Bald darauf erhoben sich die beiden und flogen zu
ihrem Zuhause. Das war eine wunderschöne Vogelvilla,
die Franz von seinem Vater vererbt bekommen hatte und die er sicher einmal an seinen
Neffen weiter vererben würde.
Als sie später dicht nebeneinander saßen, um sich
gegenseitig zu wärmen, erzählte Ferdinand von seinen Beobachtungen am Teich. Neben
den Kindern, die er dort beobachtet hatte, interessierte er sich für seine entfernten
Verwandten, die Enten. Obwohl er selbst ja auch keine Schuhe trug, wunderte er
sich darüber, dass seine Artgenossen mit ihren großen Paddelfüßen über das Eis
laufen konnten, ohne dass sie erfroren. Franz erklärte ihm, dass alle Vögel im
Winter kalte Füße haben, da sie die Temperatur darin selbst heruntersenken, um
nicht zu viel Wärme über die Füße abzugeben. Zum anderen erzählte er ihm, dass die
kalten Füße bei den Wasservögeln dafür sorgen, dass das Eis nicht antaut, da
sie sonst daran festfrieren würden. Ferdinand war begeistert. Er senkte selbst
die Temperatur in seinen Füßen ab und war sich dessen nicht einmal bewusst.

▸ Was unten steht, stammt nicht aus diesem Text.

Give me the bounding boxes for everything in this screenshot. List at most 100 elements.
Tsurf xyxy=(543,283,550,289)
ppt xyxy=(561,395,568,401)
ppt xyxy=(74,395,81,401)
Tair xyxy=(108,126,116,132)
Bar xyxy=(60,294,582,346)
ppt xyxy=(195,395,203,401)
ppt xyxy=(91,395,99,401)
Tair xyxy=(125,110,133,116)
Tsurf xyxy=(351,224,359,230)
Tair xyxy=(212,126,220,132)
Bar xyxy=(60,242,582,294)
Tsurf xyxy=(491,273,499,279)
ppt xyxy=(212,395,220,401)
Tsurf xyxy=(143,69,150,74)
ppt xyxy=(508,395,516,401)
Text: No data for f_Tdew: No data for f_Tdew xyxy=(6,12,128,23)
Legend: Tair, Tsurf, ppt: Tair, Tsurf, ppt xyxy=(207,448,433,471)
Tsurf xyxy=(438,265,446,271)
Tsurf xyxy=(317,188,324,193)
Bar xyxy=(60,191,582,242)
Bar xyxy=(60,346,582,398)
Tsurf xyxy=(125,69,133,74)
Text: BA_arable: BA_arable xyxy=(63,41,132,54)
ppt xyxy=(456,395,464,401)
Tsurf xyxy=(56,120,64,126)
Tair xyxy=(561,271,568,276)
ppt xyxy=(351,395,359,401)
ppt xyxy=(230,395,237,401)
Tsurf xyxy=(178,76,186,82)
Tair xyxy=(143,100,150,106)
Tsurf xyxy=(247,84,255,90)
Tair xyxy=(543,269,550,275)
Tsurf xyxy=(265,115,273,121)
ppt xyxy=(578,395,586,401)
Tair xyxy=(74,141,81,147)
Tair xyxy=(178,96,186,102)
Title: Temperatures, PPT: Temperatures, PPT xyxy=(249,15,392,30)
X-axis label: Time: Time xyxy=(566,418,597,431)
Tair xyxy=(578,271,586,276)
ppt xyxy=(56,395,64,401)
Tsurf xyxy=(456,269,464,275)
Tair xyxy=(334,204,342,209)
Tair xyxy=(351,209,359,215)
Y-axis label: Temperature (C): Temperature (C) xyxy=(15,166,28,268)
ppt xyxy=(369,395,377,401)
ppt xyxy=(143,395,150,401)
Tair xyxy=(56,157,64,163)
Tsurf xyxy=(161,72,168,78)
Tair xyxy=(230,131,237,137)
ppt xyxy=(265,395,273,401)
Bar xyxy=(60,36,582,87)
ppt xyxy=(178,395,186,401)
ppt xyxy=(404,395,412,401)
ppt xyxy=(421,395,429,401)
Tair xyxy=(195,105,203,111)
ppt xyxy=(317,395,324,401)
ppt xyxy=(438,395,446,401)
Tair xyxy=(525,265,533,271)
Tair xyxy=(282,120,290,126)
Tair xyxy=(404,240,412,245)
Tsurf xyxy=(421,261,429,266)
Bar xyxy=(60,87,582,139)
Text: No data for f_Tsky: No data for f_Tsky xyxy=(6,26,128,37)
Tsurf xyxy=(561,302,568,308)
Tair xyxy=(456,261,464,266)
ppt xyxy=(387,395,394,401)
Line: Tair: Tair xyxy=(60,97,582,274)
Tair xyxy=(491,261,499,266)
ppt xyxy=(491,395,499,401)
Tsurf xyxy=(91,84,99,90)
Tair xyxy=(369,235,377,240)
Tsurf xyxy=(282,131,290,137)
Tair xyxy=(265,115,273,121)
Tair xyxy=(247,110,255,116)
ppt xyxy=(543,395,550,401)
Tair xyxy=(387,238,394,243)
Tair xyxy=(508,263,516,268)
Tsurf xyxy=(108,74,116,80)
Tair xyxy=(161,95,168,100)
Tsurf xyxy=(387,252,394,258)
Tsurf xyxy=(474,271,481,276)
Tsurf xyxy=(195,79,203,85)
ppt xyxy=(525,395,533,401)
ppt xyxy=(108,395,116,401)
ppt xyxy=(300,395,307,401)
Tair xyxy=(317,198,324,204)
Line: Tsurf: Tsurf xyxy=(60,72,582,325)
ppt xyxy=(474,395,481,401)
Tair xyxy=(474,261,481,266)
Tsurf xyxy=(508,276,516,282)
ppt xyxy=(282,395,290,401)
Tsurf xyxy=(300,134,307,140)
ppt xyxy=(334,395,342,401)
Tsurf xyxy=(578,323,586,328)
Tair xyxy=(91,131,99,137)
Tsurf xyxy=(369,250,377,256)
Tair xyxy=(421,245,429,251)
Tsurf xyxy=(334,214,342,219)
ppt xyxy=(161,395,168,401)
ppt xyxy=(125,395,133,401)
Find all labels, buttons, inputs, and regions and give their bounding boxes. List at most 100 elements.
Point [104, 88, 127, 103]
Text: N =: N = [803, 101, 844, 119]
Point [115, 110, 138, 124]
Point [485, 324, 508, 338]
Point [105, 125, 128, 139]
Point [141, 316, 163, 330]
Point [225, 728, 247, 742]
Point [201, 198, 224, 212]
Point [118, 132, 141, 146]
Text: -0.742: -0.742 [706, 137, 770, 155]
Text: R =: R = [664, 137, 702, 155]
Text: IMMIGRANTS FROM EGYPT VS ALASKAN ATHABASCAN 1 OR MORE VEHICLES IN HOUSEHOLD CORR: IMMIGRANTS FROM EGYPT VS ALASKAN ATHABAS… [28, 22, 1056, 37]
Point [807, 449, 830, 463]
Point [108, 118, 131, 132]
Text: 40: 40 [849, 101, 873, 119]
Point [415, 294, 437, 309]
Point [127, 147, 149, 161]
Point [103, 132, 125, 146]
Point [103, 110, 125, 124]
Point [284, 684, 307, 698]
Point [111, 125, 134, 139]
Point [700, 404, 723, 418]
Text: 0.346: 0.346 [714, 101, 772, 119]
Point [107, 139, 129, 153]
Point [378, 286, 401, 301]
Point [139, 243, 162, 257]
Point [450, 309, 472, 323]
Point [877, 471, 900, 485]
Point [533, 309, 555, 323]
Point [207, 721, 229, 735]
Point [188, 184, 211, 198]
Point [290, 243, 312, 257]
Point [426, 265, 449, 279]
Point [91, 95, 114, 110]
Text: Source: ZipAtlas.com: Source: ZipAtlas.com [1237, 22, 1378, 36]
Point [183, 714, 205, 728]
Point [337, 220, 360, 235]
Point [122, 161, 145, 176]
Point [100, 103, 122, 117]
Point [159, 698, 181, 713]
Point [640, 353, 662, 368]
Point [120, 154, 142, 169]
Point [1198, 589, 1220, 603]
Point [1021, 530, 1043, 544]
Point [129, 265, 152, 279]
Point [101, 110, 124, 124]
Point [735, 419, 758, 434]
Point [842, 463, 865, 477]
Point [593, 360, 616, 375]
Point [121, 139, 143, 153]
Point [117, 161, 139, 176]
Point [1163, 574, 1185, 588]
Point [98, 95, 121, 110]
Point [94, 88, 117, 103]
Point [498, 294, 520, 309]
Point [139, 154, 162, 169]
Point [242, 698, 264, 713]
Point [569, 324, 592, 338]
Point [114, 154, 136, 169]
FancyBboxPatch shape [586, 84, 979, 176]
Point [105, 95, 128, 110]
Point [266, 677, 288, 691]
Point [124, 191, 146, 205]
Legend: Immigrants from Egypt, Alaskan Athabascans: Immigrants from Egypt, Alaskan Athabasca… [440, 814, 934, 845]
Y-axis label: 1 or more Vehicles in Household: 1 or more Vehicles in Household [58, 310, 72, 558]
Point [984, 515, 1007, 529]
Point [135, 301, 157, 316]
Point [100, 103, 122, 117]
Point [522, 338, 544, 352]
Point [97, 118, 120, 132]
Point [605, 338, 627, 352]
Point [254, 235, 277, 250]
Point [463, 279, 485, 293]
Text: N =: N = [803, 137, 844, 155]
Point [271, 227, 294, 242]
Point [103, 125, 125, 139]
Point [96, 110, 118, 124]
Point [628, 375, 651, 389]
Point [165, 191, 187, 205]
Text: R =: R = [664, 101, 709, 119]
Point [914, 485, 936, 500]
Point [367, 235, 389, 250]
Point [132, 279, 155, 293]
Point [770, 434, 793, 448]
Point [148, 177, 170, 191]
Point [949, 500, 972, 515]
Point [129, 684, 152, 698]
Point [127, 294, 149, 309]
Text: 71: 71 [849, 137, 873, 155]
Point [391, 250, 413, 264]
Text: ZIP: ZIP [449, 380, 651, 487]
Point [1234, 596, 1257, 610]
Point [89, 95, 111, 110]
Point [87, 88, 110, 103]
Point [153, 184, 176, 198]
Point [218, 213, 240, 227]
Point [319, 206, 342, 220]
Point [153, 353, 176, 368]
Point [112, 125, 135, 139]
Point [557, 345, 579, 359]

Das
war echt genial.
„Du, Onkel Franz?!“
„Ja.“
„Darf ich dich noch was fragen?“
„Ja, klar!“
„Warum hast du eigentlich keine Frau und keine
eigenen Kinder?“
Oh, jetzt saß Franz in der Zwickmühle. Auf keinen
Fall sollte sein Neffe erfahren, dass er oder besser gesagt die Situation
seiner Mutter daran nicht ganz unschuldig waren. Der Junge konnte ja nichts
dafür. Deshalb antwortete Franz ausweichend: „Nun ja, manchmal kommt es im
Leben anders, als man denkt.“
„Weißt du“, fuhr Ferdinand fort, „ich frage, weil
mir der Hans-Werner von seiner Tante erzählt hat. Du kennst sie doch, die
Mimmi?“
„Ja, wer kennt sie nicht.“
„Also, die Mimmi, die hat ja auch keinen Partner
und letztens hat Hans-Werner gehört, wie die Mimmi zu ihrer Freundin gesagt
hat, dass sie den Franz – also dich – ganz toll fände.“
„Mich?“, rief Franz. „Und ich dachte immer, die
Mimmi interessiert sich nicht für mich, sondern nur für Krimis. Na da schau an.“
„Die Mimmi meint, dass du sie vielleicht nicht
magst“, fuhr Ferdinand fort, „weil sie so ein bisschen aufgeplustert aussieht –
also immer, jeden Tag, auch im Sommer.“
Ferdinand hüstelte. Er wollte nicht sagen, dass
die Mimmi dick war. Es konnte ja durchaus sein, dass seinem Onkel das gefiel –
und genau so war es auch.
Als Ferdinand bald darauf die Augen zufielen,
kannten die Gedanken seines Onkels nur eine Richtung: Mimmi! Sollte es
tatsächlich möglich sein, dass es auch für ihn noch eine Liebe gäbe und
vielleicht sogar eigene Kinder?
Franz wurde ganz eigenartig zumute. Konnte das
möglich sein? Frühlingsgefühle – und das in seinem Alter?!